Le Scouarnec, "l'ultra-collectionneur"
C'est le témoignage d'une petite fille de 6 ans vivant à Jonzac (Charente-Maritime) qui a ouvert la voie. En 2017, utilisant des mots propres à son âge, elle explique à sa mère avoir été violée par le voisin à travers la clôture. Une plainte est déposée et une enquête est ouverte, entraînant une perquisition chez ce chirurgien alors âgé de 67 ans.
Entre autres images pédopornographiques et poupées sexuelles à l'allure d'enfants qu'il expose chez lui, les enquêteurs découvrent avec effroi deux fichiers informatiques intitulés "Vulvette" et "Quequette". À l'intérieur, il y consigne les noms, les âges, les adresses d'enfants qu'il a eus en consultation dans les divers hôpitaux où il a travaillé. Il y inscrit surtout le détail des agressions qu'il leur a fait subir.
Des pages et des pages d'abus pédocriminels commis pendant près de 40 ans et passés sous les radars, minutieusement décrits et répertoriés dans ce que l'on appellera les "carnets noirs" du chirurgien.

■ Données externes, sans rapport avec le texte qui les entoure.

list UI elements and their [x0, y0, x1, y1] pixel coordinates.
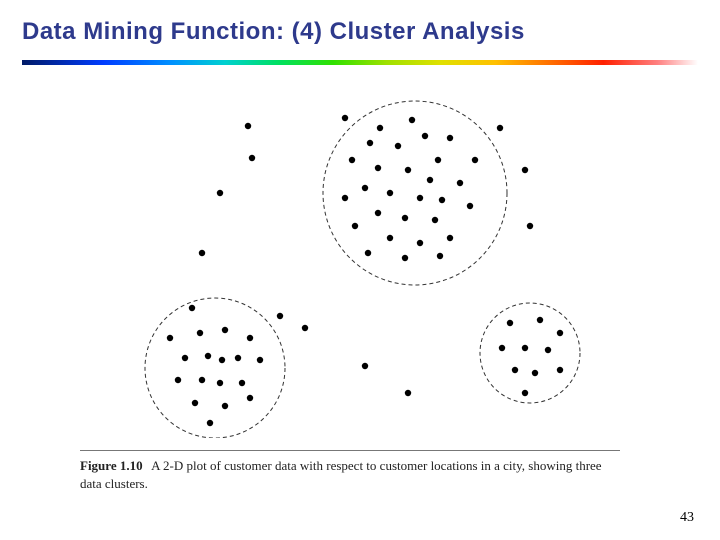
data-point — [375, 165, 381, 171]
data-point — [447, 235, 453, 241]
title-underline-bar — [22, 60, 698, 65]
data-point — [362, 185, 368, 191]
data-point — [512, 367, 518, 373]
figure-caption: Figure 1.10 A 2-D plot of customer data … — [80, 450, 620, 492]
data-point — [437, 253, 443, 259]
data-point — [199, 377, 205, 383]
data-point — [522, 390, 528, 396]
data-point — [219, 357, 225, 363]
data-point — [532, 370, 538, 376]
data-point — [417, 195, 423, 201]
data-point — [182, 355, 188, 361]
data-point — [217, 190, 223, 196]
data-point — [199, 250, 205, 256]
data-point — [472, 157, 478, 163]
figure-number: Figure 1.10 — [80, 458, 143, 473]
data-point — [367, 140, 373, 146]
data-point — [537, 317, 543, 323]
data-point — [557, 330, 563, 336]
scatter-plot-svg — [130, 98, 610, 438]
data-point — [217, 380, 223, 386]
data-point — [352, 223, 358, 229]
data-point — [527, 223, 533, 229]
data-point — [387, 235, 393, 241]
data-point — [239, 380, 245, 386]
data-point — [375, 210, 381, 216]
data-point — [422, 133, 428, 139]
data-point — [362, 363, 368, 369]
data-point — [342, 195, 348, 201]
data-point — [435, 157, 441, 163]
data-point — [302, 325, 308, 331]
data-point — [235, 355, 241, 361]
data-point — [167, 335, 173, 341]
data-point — [522, 167, 528, 173]
data-point — [205, 353, 211, 359]
data-point — [432, 217, 438, 223]
scatter-plot — [130, 98, 610, 438]
data-point — [409, 117, 415, 123]
data-point — [192, 400, 198, 406]
data-point — [497, 125, 503, 131]
data-point — [427, 177, 433, 183]
data-point — [222, 403, 228, 409]
data-point — [247, 395, 253, 401]
data-point — [342, 115, 348, 121]
data-point — [175, 377, 181, 383]
data-point — [207, 420, 213, 426]
data-point — [257, 357, 263, 363]
data-point — [189, 305, 195, 311]
data-point — [402, 255, 408, 261]
cluster-ring — [480, 303, 580, 403]
data-point — [197, 330, 203, 336]
data-point — [545, 347, 551, 353]
cluster-ring — [145, 298, 285, 438]
data-point — [405, 167, 411, 173]
data-point — [417, 240, 423, 246]
data-point — [222, 327, 228, 333]
cluster-ring — [323, 101, 507, 285]
data-point — [387, 190, 393, 196]
data-point — [405, 390, 411, 396]
data-point — [557, 367, 563, 373]
data-point — [245, 123, 251, 129]
page-title: Data Mining Function: (4) Cluster Analys… — [0, 0, 720, 46]
data-point — [395, 143, 401, 149]
data-point — [349, 157, 355, 163]
data-point — [457, 180, 463, 186]
data-point — [507, 320, 513, 326]
data-point — [402, 215, 408, 221]
data-point — [277, 313, 283, 319]
data-point — [447, 135, 453, 141]
data-point — [439, 197, 445, 203]
figure-caption-text: A 2-D plot of customer data with respect… — [80, 458, 602, 491]
data-point — [467, 203, 473, 209]
data-point — [249, 155, 255, 161]
data-point — [499, 345, 505, 351]
data-point — [247, 335, 253, 341]
page-number: 43 — [680, 510, 694, 526]
data-point — [377, 125, 383, 131]
data-point — [522, 345, 528, 351]
data-point — [365, 250, 371, 256]
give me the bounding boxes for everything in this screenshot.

"Le Scouarnec, c'est l'ultra-collectionneur", commente Me Myriam Guedj Benayoun, qui rappelle que le chirurgien consignait également tous les livres qu'il a lus, les opéras qu'il a écoutés ou encore les endroits qu'il a visités.
Pendant l'enquête, l'homme a déclaré collectionner ces informations pour son propre plaisir. "Il dit qu'il consignait ça pour revivre les scènes quand il était chez lui. On est dans une sorte de perversion extrême, c’est un prédateur de haut niveau", estime encore l'avocate.
Caractère "obsessionnel"
Dans ces dossiers où l'on recense une série de passages à l'acte, les auteurs "sont souvent très méticuleux", relate Laurent Layet. Expert psychiatre près la Cour d'appel de Nîmes (Gard), ce dernier a notamment expertisé Dominique Pelicot dans l'affaire des viols de Mazan, dans le Vaucluse. Il souligne là encore le caractère "obsessionnel" de celui qui a été condamné à 20 ans de prison pour avoir organisé des viols sur son épouse lourdement droguée par ses soins pendant près de 10 ans.
"Dominique Pelicot coupait certaines scènes en trois ou quatre extraits différents puis les classait selon les actes réalisés, ou encore selon les caractéristiques physiques des agresseurs", raconte-t-il à BFMTV.com.
Recruter des agresseurs sur internet, les faire se déshabiller dans un sas, leur demander de se réchauffer les mains puis filmer les actes sexuels réalisés: comme de nombreux autres auteurs d'infractions sexuelles, le retraité avait bâti un véritable scénario et veillait à ce que toutes les étapes en soient scrupuleusement respectées.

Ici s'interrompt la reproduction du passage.